Now that you have a plan for gift giving this holiday season, we turn our attention to mobile banking. After parking the car and stopping off at our favorite coffee shop this morning, we wandered past a phalanx of ATMs from a major national bank. We stopped to watch the light show, as all over the screens were scenes of phones in motion and a push for mobile banking. The screens touted mobile banking as a fast, convenient way for people to check account balances, move their money and get on with life. One thing we know is that when large banks push this hard, they are sending a message they are seeking to change behavior. As such, we confidently predict that despite its issues, mobile banking will be the buzzword for banks in 2011.
To support our hypothesis, look no further than a new Nielsen survey that finds smartphones now make up 25% of the mobile phone market in the US and adoption rates soared 41% in the 3Q and 35% in the 2Q. Nielsen also estimates that by the end of 2011, 50% of people in the US will have a smartphone. The iPhone, Android and others have become commonplace and will certainly find themselves in droves beneath the Christmas tree both this year and next. People like the flexibility, it is changing habits, applications are more available and prices are declining, so all the catalysts are there to drive increasing adoption rates.

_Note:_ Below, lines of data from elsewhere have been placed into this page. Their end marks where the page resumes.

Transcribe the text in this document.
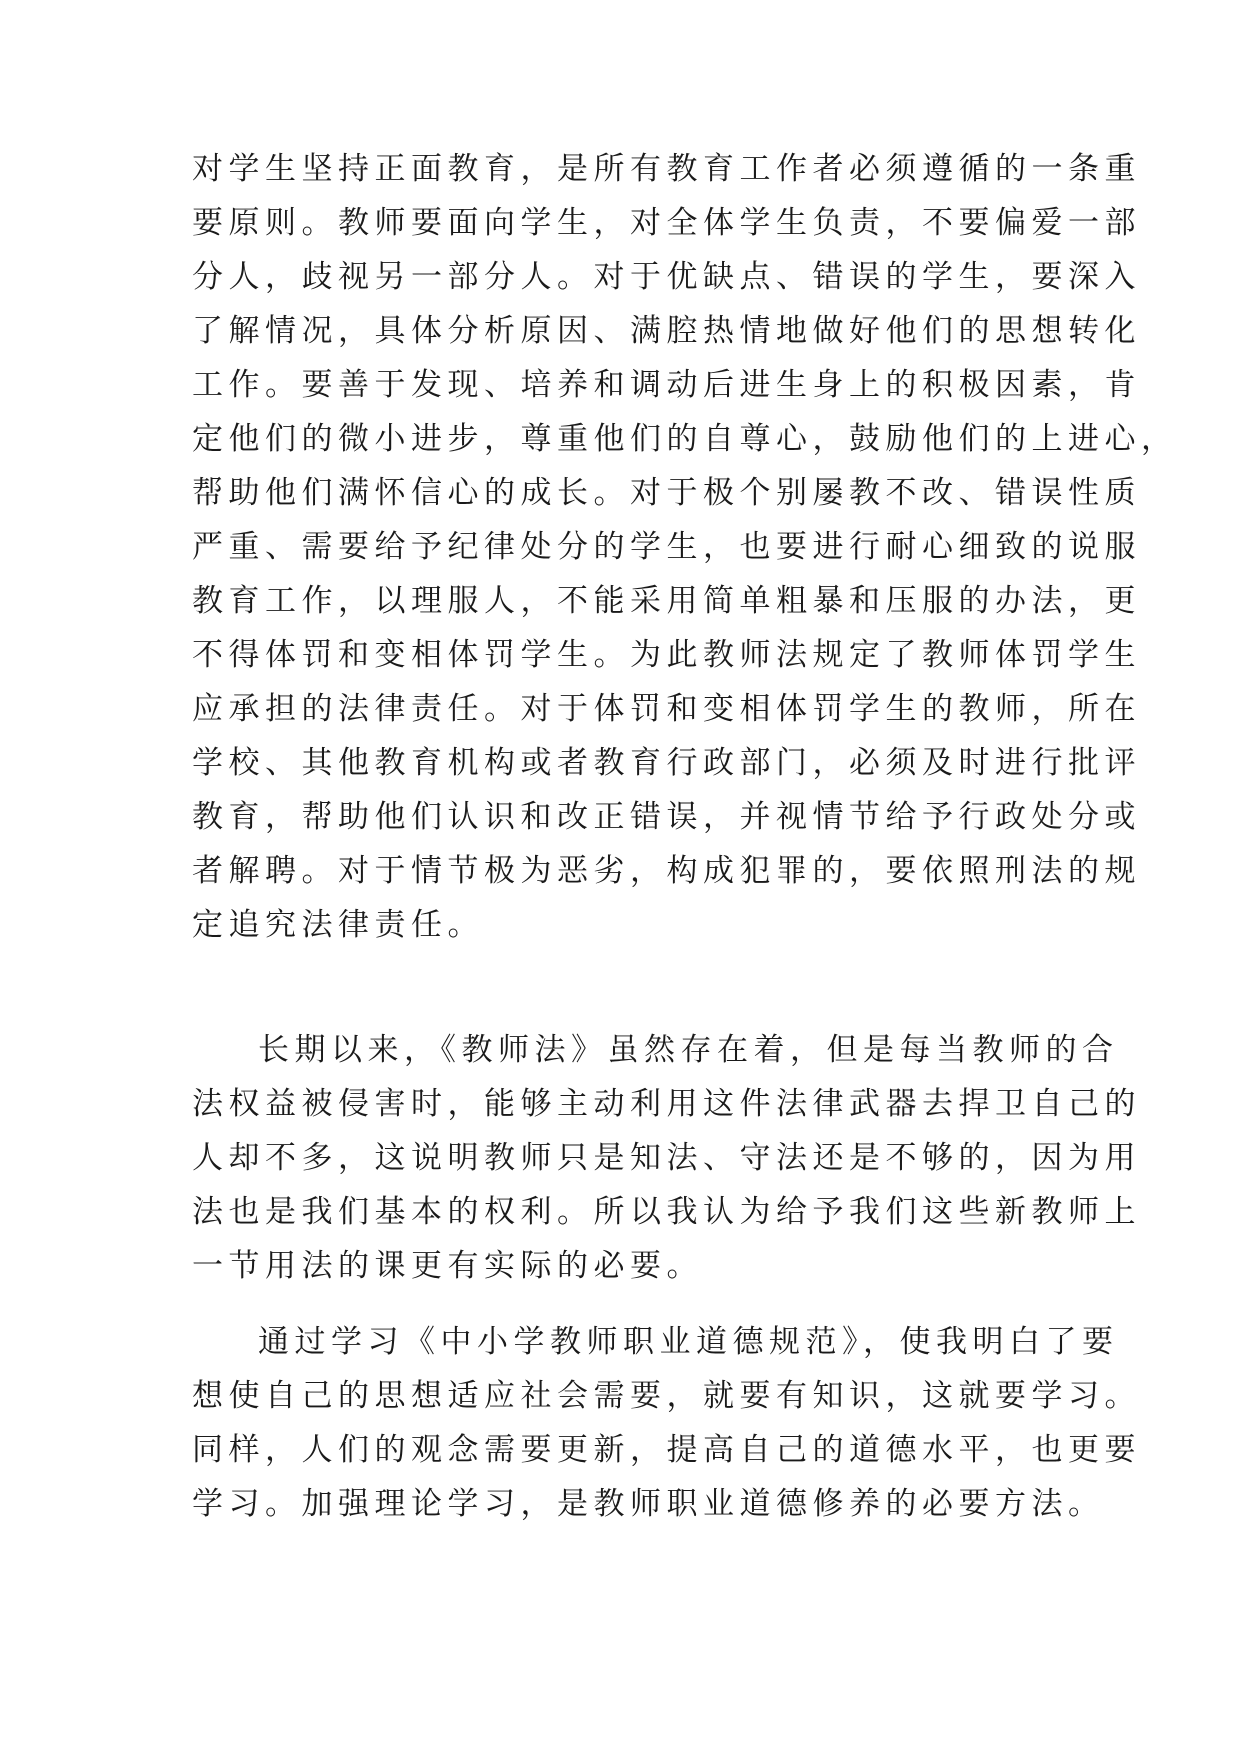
对学生坚持正面教育，是所有教育工作者必须遵循的一条重
要原则。教师要面向学生，对全体学生负责，不要偏爱一部
分人，歧视另一部分人。对于优缺点、错误的学生，要深入
了解情况，具体分析原因、满腔热情地做好他们的思想转化
工作。要善于发现、培养和调动后进生身上的积极因素，肯
定他们的微小进步，尊重他们的自尊心，鼓励他们的上进心，
帮助他们满怀信心的成长。对于极个别屡教不改、错误性质
严重、需要给予纪律处分的学生，也要进行耐心细致的说服
教育工作，以理服人，不能采用简单粗暴和压服的办法，更
不得体罚和变相体罚学生。为此教师法规定了教师体罚学生
应承担的法律责任。对于体罚和变相体罚学生的教师，所在
学校、其他教育机构或者教育行政部门，必须及时进行批评
教育，帮助他们认识和改正错误，并视情节给予行政处分或
者解聘。对于情节极为恶劣，构成犯罪的，要依照刑法的规
定追究法律责任。
长期以来，《教师法》虽然存在着，但是每当教师的合
法权益被侵害时，能够主动利用这件法律武器去捍卫自己的
人却不多，这说明教师只是知法、守法还是不够的，因为用
法也是我们基本的权利。所以我认为给予我们这些新教师上
一节用法的课更有实际的必要。
通过学习《中小学教师职业道德规范》，使我明白了要
想使自己的思想适应社会需要，就要有知识，这就要学习。
同样，人们的观念需要更新，提高自己的道德水平，也更要
学习。加强理论学习，是教师职业道德修养的必要方法。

For banks, mobile banking is still pretty confusing. There are many different applications and strategies out there; not to mention a lack of internal funding and a host of other factors that come into play when you consider it. Our advice is that no matter what you do, because adoption and application rates are so aggressive, at least begin. You can refine offerings as you go, but waiting too long to get in the game simply isn't a good idea. In fact, a Mercatus survey recently found that nearly 60% of large national bank customers said the availability of mobile banking services was a key reason they switched banks.
There are all kinds of reasons to offer mobile - from reducing costs (Bank of America and Wells Fargo find 9% of customers visit branches just to check their balances); deepening client communication (94% of people read text messages they receive); or reaching customers the way they want to be reached (15% of Bank of America, 11% of Wells Fargo and 11% of Citigroup's customers log in weekly to mobile banking), to name but a few.
Therefore, no matter what gift you give this holiday season, you might want to make it technology-based. After all, as a community banker, we are sure you can appreciate where the industry is heading. Consider our last study results (by research firm First Annapolis) that found 54% of the top 100 financial institutions now offer some form of mobile banking. Start now.